La première étape de ce processus était de décrédibiliser l’action de ces leaders. En effet, la période post seconde guerre mondiale qui a vu l’émergence des nationalismes africains était aussi la période de la guerre froide marquée par une opposition idéologico-politique et économique entre le Bloc capitaliste, libéral de l’ouest dirigé par les Etats-Unis et le Bloc de l’est communiste dirigé par l’Union des Républiques Socialistes et Soviétiques (URSS). Décrédibiliser l’action de ces nationalistes à cette époque consistait à leur attribuer arbitrairement la casquette de communiste car l’idée que se faisaient les opinions africaines de ce communisme était imposée par l’occident capitaliste. C’était une idée néfaste. En plus, l’Eglise Catholique utilisait le même subterfuge pour amener les populations à sortir de ces partis politiques. Au Cameroun, par exemple, la lettre des évêques Camerounais aux chrétiens à la fête de pâques en 1955 faisaient état de cela : « Nous mettons les chrétiens en garde contre les tendances du Parti Politique connu sous le nom de l’Union des Populations du Cameroun ». Comme le disait si bien Um Nyobe et Lumumba, ils n’ont rien à nous reproché et ils disent que nous sommes communistes. Si défendre l’intégrité de son peuple, c’est être communiste c’est que nous le sommes effectivement.  Voici ce que Lumumba disait d’ailleurs : « Ceux qui m’accusent de communisme n’ont rien à me reprocher. Si défendre la liberté de son peuple c’est être communiste, alors je suis communiste. En Afrique, tous ceux qui sont progressistes, tous ceux qui sont pour le peuple et contre les impérialistes, ce sont des communistes, ce sont des agents de Moscou!!! Mais tout ce qui est en faveur des impérialistes, celui qui va chercher chaque fois l'argent, le mettre en poche pour lui et sa famille, c'est un homme exemplaire, les impérialistes le loueront, le béniront. Nous sommes simplement des hommes honnêtes et notre seul objectif a été: libérer notre pays, construire une nation libre et indépendante. » Cette première action n’allait pas freiner l’action des nationalistes. Les autorités mirent sur pieds un second plan.

 

Barrez-leur la route


Ce second plan que nous qualifions de cooptation consistait au recrutement de certaines élites politiques opportunistes par les puissances coloniales ou néocoloniales afin d’assigner une mission à celles-ci : empêcher aux nationalistes de parler et de se faire écouter. C’est une attitude qui a permis aux pouvoirs coloniaux de créer une élite de compromis après avoir diviser le champ politique des pays Africains. Au Cameroun, face à Um Nyobe, le pouvoir colonial a mis les partis politiques. Nous pouvons citer ici certains hommes qui avaient la charge de se rendre à l’ONU pour discréditer le discours de Um Nyobe. Nous pouvons citer, ici, deux camerounais qui se rendirent aux Nations Unies le 17 Décembre 1952 : Charles Okala et Alexandre Douala Manga Bell. Ensuite les partis collaborationnistes qui ont été créés : Bloc Démocratique Camerounais (BDC), l’Union Camerounaise (UC). En RDC, Kasavubu, Mobutu, ont été coptés pour contrecarrer Lumumba et au Burkina Faso, Blaise Compaoré a été l’opportuniste, le traitre. Après ces deux étapes, la dernière était simplement l’assassinat.

 

Il est temps de les assassiner


Um Nyobe, Patrice Lumumba et Thomas Sankara ont tous été assassinés à la fleur de l’âge comme on a l’habitude de dire.  Ils n’avaient pas encore 40 ans.
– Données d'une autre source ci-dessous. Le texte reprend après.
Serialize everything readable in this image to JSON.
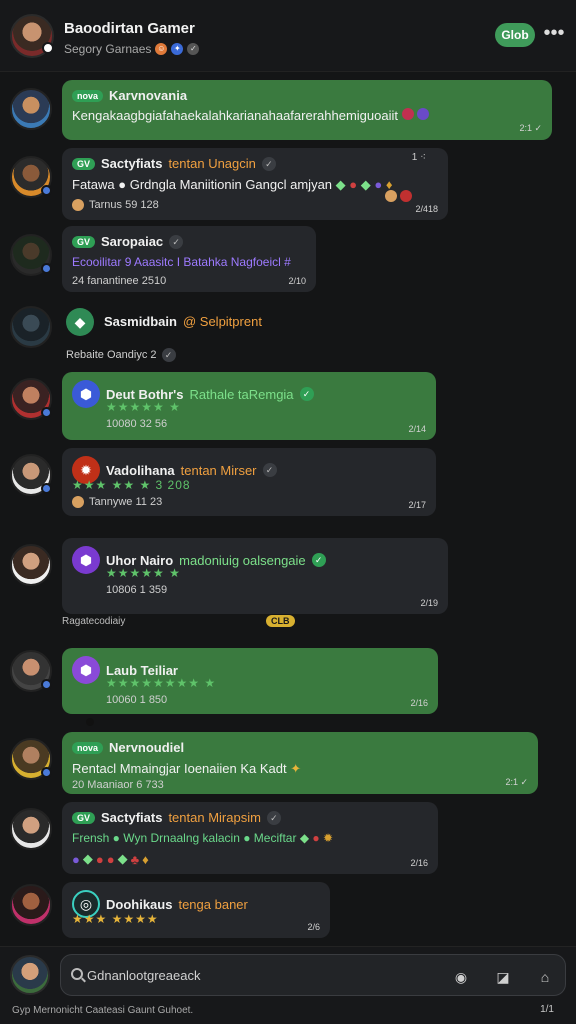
{
  "header": {
    "title": "Baoodirtan Gamer",
    "subtitle": "Segory Garnaes",
    "action_button": "Glob",
    "menu_glyph": "•••"
  },
  "messages": [
    {
      "tag": "nova",
      "name": "Karvnovania",
      "body": "Kengakaagbgiafahaekalahkarianahaafarerahhemiguoaiit",
      "time": "2:1 ✓"
    },
    {
      "tag": "GV",
      "name": "Sactyfiats",
      "highlight": "tentan Unagcin",
      "body": "Fatawa ● Grdngla Maniitionin Gangcl amjyan",
      "meta": "Tarnus 59 128",
      "time": "2/418",
      "corner": "1 ⁖"
    },
    {
      "tag": "GV",
      "name": "Saropaiac",
      "body": "Ecooilitar 9 Aaasitc I Batahka Nagfoeicl #",
      "meta": "24 fanantinee 2510",
      "time": "2/10"
    },
    {
      "name": "Sasmidbain",
      "highlight": "@ Selpitprent",
      "meta": "Rebaite Oandiyc 2"
    },
    {
      "name": "Deut Bothr's",
      "highlight": "Rathale taRemgia",
      "stars": "★★★★★ ★",
      "meta": "10080 32 56",
      "time": "2/14"
    },
    {
      "name": "Vadolihana",
      "highlight": "tentan Mirser",
      "stars": "★★★ ★★ ★ 3 208",
      "meta": "Tannywe 11 23",
      "time": "2/17"
    },
    {
      "name": "Uhor Nairo",
      "highlight": "madoniuig oalsengaie",
      "stars": "★★★★★ ★",
      "meta": "10806 1 359",
      "time": "2/19"
    },
    {
      "note": "Ragatecodiaiy",
      "note_badge": "CLB"
    },
    {
      "name": "Laub Teiliar",
      "stars": "★★★★★★★★ ★",
      "meta": "10060 1 850",
      "time": "2/16"
    },
    {
      "tag": "nova",
      "name": "Nervnoudiel",
      "body": "Rentacl Mmaingjar Ioenaiien Ka Kadt",
      "meta": "20 Maaniaor 6 733",
      "time": "2:1 ✓"
    },
    {
      "tag": "GV",
      "name": "Sactyfiats",
      "highlight": "tentan Mirapsim",
      "body": "Frensh ● Wyn Drnaalng kalacin ● Meciftar",
      "time": "2/16"
    },
    {
      "name": "Doohikaus",
      "highlight": "tenga baner",
      "stars": "★★★ ★★★★",
      "time": "2/6"
    }
  ],
  "composer": {
    "placeholder": "Gdnanlootgreaeack",
    "footer_left": "Gyp Mernonicht Caateasi Gaunt Guhoet.",
    "footer_right": "1/1"
  },
  "icons": {
    "camera": "camera-icon",
    "sticker": "sticker-icon",
    "send": "send-icon",
    "search": "search-icon"
  },
  "colors": {
    "accent_green": "#3f9b5a",
    "bubble_green": "#3a7a3f",
    "bubble_dark": "#25272b",
    "highlight_orange": "#f0a040"
  }
}
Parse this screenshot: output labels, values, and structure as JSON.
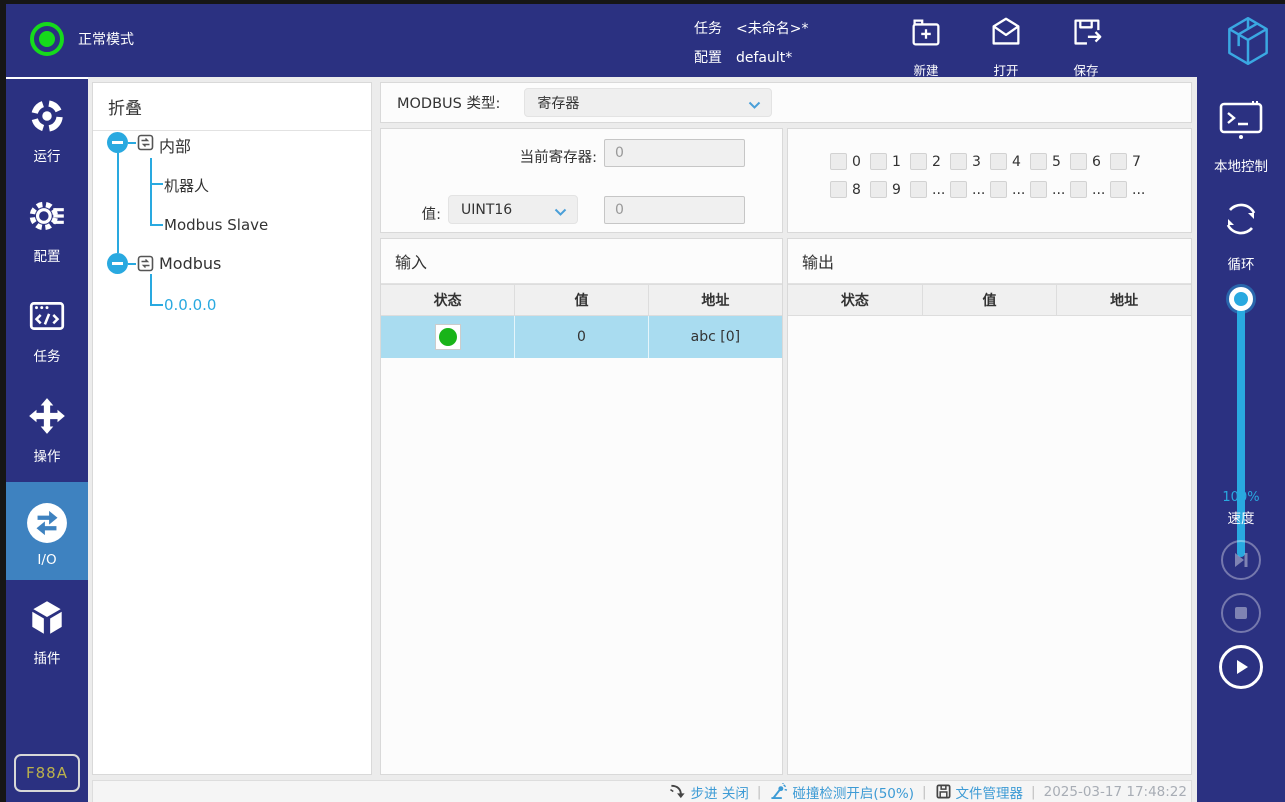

Selon nos sources, l’assassinat de Ruben Um Nyobe fut un assassinat physique, certes, parce qu’il fut tué de plusieurs balles, tombant sur le bord d'un tronc d'arbre qu'il s'efforçait d'enjamber  près de son village natal, Boumnyebel, dans le département du Nyong-et-Kéllé dans la région du centre.  Mais ce fut surtout un assassinat symbolique parce qu’après avoir été tué, « les militaires traînèrent son cadavre dans la boue, jusqu'au village Liyong. Cela le défigura, sa peau, sa tête et son visage étant profondément déchirés. » Cette animalisation du corps de Um visait selon Mbembe à « détruire l'individualité de son corps et le ramener à la masse informe et méconnaissable ». Il poursuit, en disant : « on ne lui accorda qu'une tombe misérable et anonyme. Aucune épitaphe, aucun signalement particulier n'y furent inscrits. Puisqu'il fallait nier tout ce dont sa vie témoignait, en faisant un mort sans visage, rien ne devait subsister qui fît briller sur ce cadavre un dernier reflet de sa vie. Les autorités coloniales le firent enterrer sans cérémonie, immergé dans un bloc massif de béton. » Ce fut plus un assassinat symbolique qu’un assassinat physique car l’objectif était d’effacer complètement Um de la mémoire collective. Lequel objectif n’a jamais été atteint bien au contraire. Même si, les pouvoirs postcoloniaux ont repris à leur compte cet effacement et cette non reconnaissance du crane d’un parent mort pour nous. La situation de Um est emblématique parce qu’elle est unique en son genre et différente de celle des deux autres leaders.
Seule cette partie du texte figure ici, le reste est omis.